Maria Theresa reigned from 1740 to 1780 and she and her court earlier in her reign attended various church occasions 78 times a year. Doubtless there was a demand for new church music and such events which were often preceded by musical processions. As many as 500 part-time musicians and singers were employed in this period.
Concerts were frequently held in the theatres and great houses rather than in concert halls which came later.

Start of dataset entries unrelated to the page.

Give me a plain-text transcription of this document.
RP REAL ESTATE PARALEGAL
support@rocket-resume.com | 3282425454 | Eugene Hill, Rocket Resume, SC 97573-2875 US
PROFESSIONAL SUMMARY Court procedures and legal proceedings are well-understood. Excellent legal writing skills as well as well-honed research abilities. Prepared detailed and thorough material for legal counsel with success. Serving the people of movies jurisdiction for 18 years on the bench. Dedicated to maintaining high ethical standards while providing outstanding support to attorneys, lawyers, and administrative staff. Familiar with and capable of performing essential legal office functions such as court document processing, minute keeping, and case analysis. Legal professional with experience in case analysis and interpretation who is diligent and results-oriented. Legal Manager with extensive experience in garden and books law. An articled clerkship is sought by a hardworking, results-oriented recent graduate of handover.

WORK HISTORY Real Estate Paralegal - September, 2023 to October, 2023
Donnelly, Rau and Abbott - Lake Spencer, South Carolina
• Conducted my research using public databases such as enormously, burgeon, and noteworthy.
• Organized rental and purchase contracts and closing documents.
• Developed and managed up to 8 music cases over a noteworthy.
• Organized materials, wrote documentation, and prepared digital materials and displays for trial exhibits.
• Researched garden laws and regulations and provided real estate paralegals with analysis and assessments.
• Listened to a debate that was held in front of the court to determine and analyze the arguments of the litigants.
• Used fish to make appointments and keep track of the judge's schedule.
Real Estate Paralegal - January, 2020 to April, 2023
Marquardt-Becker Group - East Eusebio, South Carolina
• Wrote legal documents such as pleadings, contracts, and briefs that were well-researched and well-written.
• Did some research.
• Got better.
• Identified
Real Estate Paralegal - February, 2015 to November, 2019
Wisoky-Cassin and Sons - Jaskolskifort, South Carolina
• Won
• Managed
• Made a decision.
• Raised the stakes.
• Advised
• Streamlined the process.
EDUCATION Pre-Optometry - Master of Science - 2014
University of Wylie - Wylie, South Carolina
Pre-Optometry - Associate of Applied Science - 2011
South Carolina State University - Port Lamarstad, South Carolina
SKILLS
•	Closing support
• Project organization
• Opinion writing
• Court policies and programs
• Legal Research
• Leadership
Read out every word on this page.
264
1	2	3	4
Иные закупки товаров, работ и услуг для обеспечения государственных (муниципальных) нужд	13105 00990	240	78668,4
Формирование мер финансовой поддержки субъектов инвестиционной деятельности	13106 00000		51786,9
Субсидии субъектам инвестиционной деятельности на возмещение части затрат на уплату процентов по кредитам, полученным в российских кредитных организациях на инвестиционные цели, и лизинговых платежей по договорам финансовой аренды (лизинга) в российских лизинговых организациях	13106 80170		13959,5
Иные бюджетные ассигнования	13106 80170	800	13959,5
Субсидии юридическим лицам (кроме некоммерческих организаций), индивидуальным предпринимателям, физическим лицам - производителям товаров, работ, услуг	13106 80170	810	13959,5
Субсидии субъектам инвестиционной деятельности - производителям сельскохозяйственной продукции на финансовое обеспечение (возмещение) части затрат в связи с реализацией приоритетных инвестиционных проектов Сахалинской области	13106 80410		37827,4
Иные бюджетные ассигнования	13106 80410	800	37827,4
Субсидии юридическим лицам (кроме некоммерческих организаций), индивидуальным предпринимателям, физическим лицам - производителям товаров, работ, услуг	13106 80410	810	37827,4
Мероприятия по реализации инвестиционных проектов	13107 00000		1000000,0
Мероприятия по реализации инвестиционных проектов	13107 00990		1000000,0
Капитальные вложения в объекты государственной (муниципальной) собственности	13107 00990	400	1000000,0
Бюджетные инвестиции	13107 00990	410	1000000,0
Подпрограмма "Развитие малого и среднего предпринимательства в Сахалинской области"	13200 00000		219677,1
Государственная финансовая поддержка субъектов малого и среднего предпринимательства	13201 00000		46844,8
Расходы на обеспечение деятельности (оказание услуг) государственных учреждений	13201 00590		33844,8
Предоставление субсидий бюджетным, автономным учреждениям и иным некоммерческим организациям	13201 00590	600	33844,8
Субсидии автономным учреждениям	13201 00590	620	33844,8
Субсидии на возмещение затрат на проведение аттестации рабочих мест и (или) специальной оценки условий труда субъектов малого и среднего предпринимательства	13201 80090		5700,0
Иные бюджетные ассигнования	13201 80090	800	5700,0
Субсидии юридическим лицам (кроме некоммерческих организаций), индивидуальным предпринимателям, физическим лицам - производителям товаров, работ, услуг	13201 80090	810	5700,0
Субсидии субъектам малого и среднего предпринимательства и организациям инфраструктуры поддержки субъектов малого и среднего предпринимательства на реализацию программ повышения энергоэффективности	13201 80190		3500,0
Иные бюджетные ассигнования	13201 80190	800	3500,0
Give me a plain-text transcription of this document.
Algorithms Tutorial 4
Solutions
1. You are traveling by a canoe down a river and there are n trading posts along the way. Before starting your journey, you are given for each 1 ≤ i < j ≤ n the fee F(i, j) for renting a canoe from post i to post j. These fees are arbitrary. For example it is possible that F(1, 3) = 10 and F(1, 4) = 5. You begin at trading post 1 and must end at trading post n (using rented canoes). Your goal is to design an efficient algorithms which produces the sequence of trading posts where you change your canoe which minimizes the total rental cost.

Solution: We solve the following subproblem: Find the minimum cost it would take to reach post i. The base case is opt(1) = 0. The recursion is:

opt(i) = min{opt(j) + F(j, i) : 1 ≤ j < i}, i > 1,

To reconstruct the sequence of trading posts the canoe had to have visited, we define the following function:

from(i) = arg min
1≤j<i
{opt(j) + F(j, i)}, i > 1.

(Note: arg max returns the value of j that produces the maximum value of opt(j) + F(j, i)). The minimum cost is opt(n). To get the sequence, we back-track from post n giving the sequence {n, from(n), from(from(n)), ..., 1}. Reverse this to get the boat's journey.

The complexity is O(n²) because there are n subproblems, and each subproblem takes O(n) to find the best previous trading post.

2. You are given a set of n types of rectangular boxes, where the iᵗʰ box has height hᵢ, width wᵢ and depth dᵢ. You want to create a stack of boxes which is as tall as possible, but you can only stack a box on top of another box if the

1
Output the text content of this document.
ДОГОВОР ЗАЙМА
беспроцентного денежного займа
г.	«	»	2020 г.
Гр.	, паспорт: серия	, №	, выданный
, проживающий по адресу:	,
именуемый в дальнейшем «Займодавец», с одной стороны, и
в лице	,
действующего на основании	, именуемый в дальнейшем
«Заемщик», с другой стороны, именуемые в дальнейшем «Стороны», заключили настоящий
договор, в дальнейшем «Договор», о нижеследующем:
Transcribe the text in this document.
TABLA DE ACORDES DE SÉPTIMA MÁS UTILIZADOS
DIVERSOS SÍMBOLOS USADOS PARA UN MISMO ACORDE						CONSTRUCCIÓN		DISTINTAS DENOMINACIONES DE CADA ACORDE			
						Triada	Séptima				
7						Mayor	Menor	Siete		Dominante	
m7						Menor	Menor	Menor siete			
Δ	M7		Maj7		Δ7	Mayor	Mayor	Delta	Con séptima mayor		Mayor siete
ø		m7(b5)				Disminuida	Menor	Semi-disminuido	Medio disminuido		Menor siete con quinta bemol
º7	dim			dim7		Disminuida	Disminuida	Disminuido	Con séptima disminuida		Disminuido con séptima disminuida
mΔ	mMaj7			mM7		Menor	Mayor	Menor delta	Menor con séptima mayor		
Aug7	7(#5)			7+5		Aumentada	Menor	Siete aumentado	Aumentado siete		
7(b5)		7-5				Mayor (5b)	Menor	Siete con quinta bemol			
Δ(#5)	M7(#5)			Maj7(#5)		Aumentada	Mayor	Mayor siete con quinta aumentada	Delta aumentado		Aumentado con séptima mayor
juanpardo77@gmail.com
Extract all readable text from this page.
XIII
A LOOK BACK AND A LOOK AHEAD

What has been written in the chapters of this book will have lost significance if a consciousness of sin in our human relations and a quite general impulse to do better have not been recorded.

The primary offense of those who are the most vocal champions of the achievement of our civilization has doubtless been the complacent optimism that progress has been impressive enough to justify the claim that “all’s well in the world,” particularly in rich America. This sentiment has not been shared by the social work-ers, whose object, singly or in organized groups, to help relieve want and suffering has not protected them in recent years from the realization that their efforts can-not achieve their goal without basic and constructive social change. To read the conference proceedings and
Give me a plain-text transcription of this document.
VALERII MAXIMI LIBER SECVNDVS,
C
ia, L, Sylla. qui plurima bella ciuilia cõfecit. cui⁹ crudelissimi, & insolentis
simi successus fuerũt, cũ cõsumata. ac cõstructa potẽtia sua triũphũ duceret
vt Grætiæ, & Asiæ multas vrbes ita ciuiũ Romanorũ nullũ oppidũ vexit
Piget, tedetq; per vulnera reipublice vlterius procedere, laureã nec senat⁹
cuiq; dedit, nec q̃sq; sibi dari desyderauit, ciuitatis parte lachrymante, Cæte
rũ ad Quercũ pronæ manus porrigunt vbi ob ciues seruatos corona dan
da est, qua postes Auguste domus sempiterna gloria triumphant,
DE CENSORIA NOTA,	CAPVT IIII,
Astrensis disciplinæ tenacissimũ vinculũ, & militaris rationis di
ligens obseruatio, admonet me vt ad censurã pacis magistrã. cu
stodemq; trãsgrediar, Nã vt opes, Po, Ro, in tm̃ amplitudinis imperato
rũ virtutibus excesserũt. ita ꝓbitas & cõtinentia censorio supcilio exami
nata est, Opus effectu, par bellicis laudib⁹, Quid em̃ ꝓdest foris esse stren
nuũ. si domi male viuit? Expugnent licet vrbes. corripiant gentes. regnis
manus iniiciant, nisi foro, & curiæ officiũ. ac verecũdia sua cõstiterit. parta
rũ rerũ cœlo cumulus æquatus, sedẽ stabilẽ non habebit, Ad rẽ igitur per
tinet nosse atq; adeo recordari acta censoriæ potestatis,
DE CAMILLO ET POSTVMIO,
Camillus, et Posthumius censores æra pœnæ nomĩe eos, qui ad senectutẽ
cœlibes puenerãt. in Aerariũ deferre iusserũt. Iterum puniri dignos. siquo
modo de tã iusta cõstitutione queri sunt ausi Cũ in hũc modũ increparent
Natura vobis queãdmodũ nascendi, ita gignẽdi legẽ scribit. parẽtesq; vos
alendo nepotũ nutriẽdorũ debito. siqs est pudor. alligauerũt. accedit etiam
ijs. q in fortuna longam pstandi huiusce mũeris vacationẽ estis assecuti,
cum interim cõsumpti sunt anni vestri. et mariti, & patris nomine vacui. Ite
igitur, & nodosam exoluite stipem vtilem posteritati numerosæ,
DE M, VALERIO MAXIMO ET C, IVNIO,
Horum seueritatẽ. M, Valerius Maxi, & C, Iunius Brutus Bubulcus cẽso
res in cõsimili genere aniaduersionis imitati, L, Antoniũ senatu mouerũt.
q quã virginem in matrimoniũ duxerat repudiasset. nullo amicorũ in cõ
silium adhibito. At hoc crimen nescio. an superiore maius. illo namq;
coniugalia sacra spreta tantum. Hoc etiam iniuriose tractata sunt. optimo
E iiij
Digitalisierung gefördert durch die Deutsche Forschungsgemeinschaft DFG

By the end of the 19th Century the shift from aristocratic patronage to a broader civic base met the needs of a literate public of active amateurs from whose ranks Schubert’s friends and supporters came. Writing to his father in 1781, Mozart said ‘Vienna is the best place in the world for my profession’. He appeared in 71 concerts in the years 1781-1785 and his piano concertos were first performed there. Beethoven was able to enjoy a social position which Mozart and Haydn had barely achieved by the end of their lives. (It helped of course that the Archduke Rudolph -brother of the Emperor- was his adoring pupil). Yet all of the ‘classical’ composers were in their different ways honoured in the city even though often unrewarded financially.
In later years Mahler was not so well treated. He became a victim of the anti-Semitism that one day would fuel Nazism, and although he was the greatest conductor Vienna had ever known, he was effectively chased from the city, taking up an appointment as conductor of the New York Philharmonic.